As a resume writer in business services, edited stories such as the one below, from the Sydney Morning Herald, about the fall of commercial property due to the effects of the virus, send a shiver up my spine. It means hundreds of thousands of staff will be sacked over the next year, although some may also work from home. Now is the time to polish that resume.
There is a lot of discussion about how the coronavirus pandemic might create new normals in behaviours and in industry landscapes. For property landlords, that combination could create very significant and quite unpleasant structural changes.

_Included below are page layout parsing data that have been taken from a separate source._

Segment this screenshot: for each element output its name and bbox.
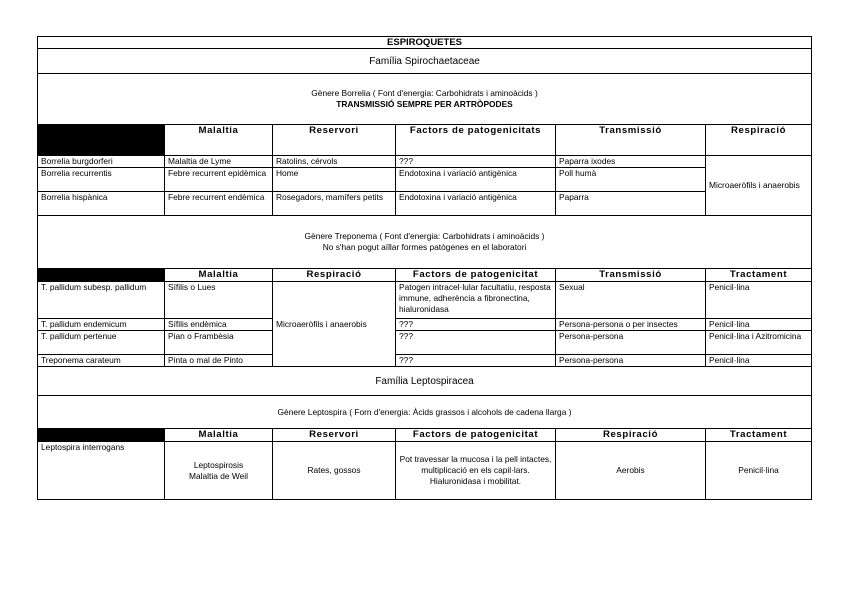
cell: Penicil·lina <box>706 355 812 367</box>
cell: Rosegadors, mamífers petits <box>273 192 396 216</box>
table-row <box>38 168 812 192</box>
cell: Penicil·lina <box>706 282 812 319</box>
cell: Borrelia hispànica <box>38 192 165 216</box>
borrelia-header-row <box>38 125 812 156</box>
col-header: Transmissió <box>556 125 706 156</box>
col-header: Factors de patogenicitat <box>396 429 556 442</box>
col-header: Malaltia <box>165 269 273 282</box>
table-row <box>38 355 812 367</box>
cell: Aerobis <box>556 442 706 500</box>
treponema-header-row <box>38 269 812 282</box>
cell: Home <box>273 168 396 192</box>
cell: Leptospira interrogans <box>38 442 165 500</box>
cell: Patogen intracel·lular facultatiu, resposta immune, adherència a fibronectina, hialuronidasa <box>396 282 556 319</box>
cell: Persona-persona <box>556 355 706 367</box>
cell: Endotoxina i variació antigènica <box>396 192 556 216</box>
table-row <box>38 319 812 331</box>
cell: Borrelia burgdorferi <box>38 156 165 168</box>
cell: T. pallidum pertenue <box>38 331 165 355</box>
borrelia-genus-header <box>38 74 812 125</box>
cell: Penicil·lina i Azitromicina <box>706 331 812 355</box>
cell: ??? <box>396 331 556 355</box>
borrelia-respiration: Microaeròfils i anaerobis <box>706 156 812 216</box>
header-corner <box>38 429 165 442</box>
table-row <box>38 331 812 355</box>
cell: Poll humà <box>556 168 706 192</box>
family-leptospiracea: Família Leptospiracea <box>38 367 812 396</box>
borrelia-note: TRANSMISSIÓ SEMPRE PER ARTRÒPODES <box>336 99 513 109</box>
header-corner <box>38 125 165 156</box>
cell: Rates, gossos <box>273 442 396 500</box>
treponema-note: No s'han pogut aïllar formes patògenes en el laboratori <box>322 242 527 252</box>
treponema-genus-header <box>38 216 812 269</box>
table-title: ESPIROQUETES <box>38 37 812 49</box>
col-header: Transmissió <box>556 269 706 282</box>
col-header: Respiració <box>706 125 812 156</box>
cell: T. pallidum endemicum <box>38 319 165 331</box>
cell: Endotoxina i variació antigènica <box>396 168 556 192</box>
cell: T. pallidum subesp. pallidum <box>38 282 165 319</box>
cell: Sexual <box>556 282 706 319</box>
treponema-respiration: Microaeròfils i anaerobis <box>273 282 396 367</box>
cell: Sífilis o Lues <box>165 282 273 319</box>
col-header: Tractament <box>706 429 812 442</box>
table-row <box>38 156 812 168</box>
leptospira-header-row <box>38 429 812 442</box>
col-header: Malaltia <box>165 429 273 442</box>
cell: Febre recurrent endèmica <box>165 192 273 216</box>
col-header: Tractament <box>706 269 812 282</box>
col-header: Factors de patogenicitat <box>396 269 556 282</box>
cell: Paparra <box>556 192 706 216</box>
treponema-genus: Gènere Treponema ( Font d'energia: Carbohidrats i aminoàcids ) <box>304 231 545 241</box>
leptospira-disease <box>165 442 273 500</box>
col-header: Factors de patogenicitats <box>396 125 556 156</box>
table-row <box>38 442 812 500</box>
cell: Borrelia recurrentis <box>38 168 165 192</box>
cell: Treponema carateum <box>38 355 165 367</box>
col-header: Reservori <box>273 429 396 442</box>
col-header: Reservori <box>273 125 396 156</box>
header-corner <box>38 269 165 282</box>
cell: Persona-persona <box>556 331 706 355</box>
cell: Ratolins, cérvols <box>273 156 396 168</box>
cell: Penicil·lina <box>706 442 812 500</box>
table-row <box>38 192 812 216</box>
col-header: Malaltia <box>165 125 273 156</box>
cell: Pot travessar la mucosa i la pell intactes, multiplicació en els capil·lars. Hialuronidasa i mobilitat. <box>396 442 556 500</box>
family-spirochaetaceae: Família Spirochaetaceae <box>38 49 812 74</box>
cell: Persona-persona o per insectes <box>556 319 706 331</box>
cell: Febre recurrent epidèmica <box>165 168 273 192</box>
leptospira-genus: Gènere Leptospira ( Forn d'energia: Àcids grassos i alcohols de cadena llarga ) <box>38 396 812 429</box>
borrelia-genus: Gènere Borrelia ( Font d'energia: Carbohidrats i aminoàcids ) <box>311 88 538 98</box>
col-header: Respiració <box>273 269 396 282</box>
cell: ??? <box>396 355 556 367</box>
cell: Malaltia de Lyme <box>165 156 273 168</box>
disease-line: Malaltia de Weil <box>189 470 248 481</box>
disease-line: Leptospirosis <box>193 459 244 470</box>
cell: Paparra ixodes <box>556 156 706 168</box>
spirochetes-table <box>37 36 812 500</box>
col-header: Respiració <box>556 429 706 442</box>
cell: Pian o Frambèsia <box>165 331 273 355</box>
table-row <box>38 282 812 319</box>
cell: ??? <box>396 319 556 331</box>
cell: Sífilis endèmica <box>165 319 273 331</box>
cell: ??? <box>396 156 556 168</box>
cell: Penicil·lina <box>706 319 812 331</box>
cell: Pinta o mal de Pinto <box>165 355 273 367</box>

When Westpac announced its $1.6 billion of COVID-19-related provisioning this week, it specifically called out, not just a fall in residential property prices, but a decline in commercial property values.
If there are to be problems within the commercial property sector, it isn’t hard to pinpoint the most stressed segments nor that much of a stretch to see them as something other than a temporary phenomenon.
Wesfarmers’ Rob Scott became the latest in a line of listed retail company chief executives to foreshadow large-scale store closures on Tuesday when he said he didn’t see many of the Target chain’s 290 large-format stores being commercially viable over time. Store numbers and sizes would be slashed; discussions with landlords would be held.
Veteran retailer Solomon Lew shut down Premier Investments’ 1250 stores early on in the course of the pandemic and has suspended all lease payments. Premier, with about 70 per cent of its leases expiring this year, is inevitably going to put the screws to its landlords over future rents as part of a long-standing campaign to get them to share some of the pain the retail sector has experienced in recent years.
A lot of small discretionary retailers, restaurants, cafes, gyms and others won’t survive the lockdown despite the efforts of government to provide some life support.
The ravaging of discretionary retail will produce permanent, structural change and therefore the days when retail property could count on ever-increasing streams of rental income by leveraging the imbalance in their relationship with tenants are numbered. There will be a re-set of rentals and the income of the A-REITs exposed to the sector.
The other factor that will impact retail property is the abrupt halt to travel and immigration. The Morrison government had, before the pandemic, already reduced the cap on permanent immigration from 190,000 to 160,000. That’s now irrelevant. It’s going to be quite some time before we see immigrants, or overseas tourists, returning.
The pandemic has demonstrated that white-collar workplaces can be far more flexible and fluid than might have been thought and that digital communications is easier and more effective than might have been appreciated. Offices will, of course, reopen once there is a green light to return to them. In the immediate aftermath of that return, however, social distancing and safe workplaces will still be front-of-mind and those issues are likely to persist from quite some time and perhaps permanently.
On the other side of the pandemic, or at least the worst of it, it is obvious there will be fewer retailers, particularly small retailers and service providers, whether in suburban strips or the big malls.
Beyond the retail apocalypse, closed borders, a significant reduction in travel even once borders re-open, minimal population growth, changes to the way we work and the nature of the workplaces for those who do work in offices doesn’t auger well for other landlords or investors in any of those markets.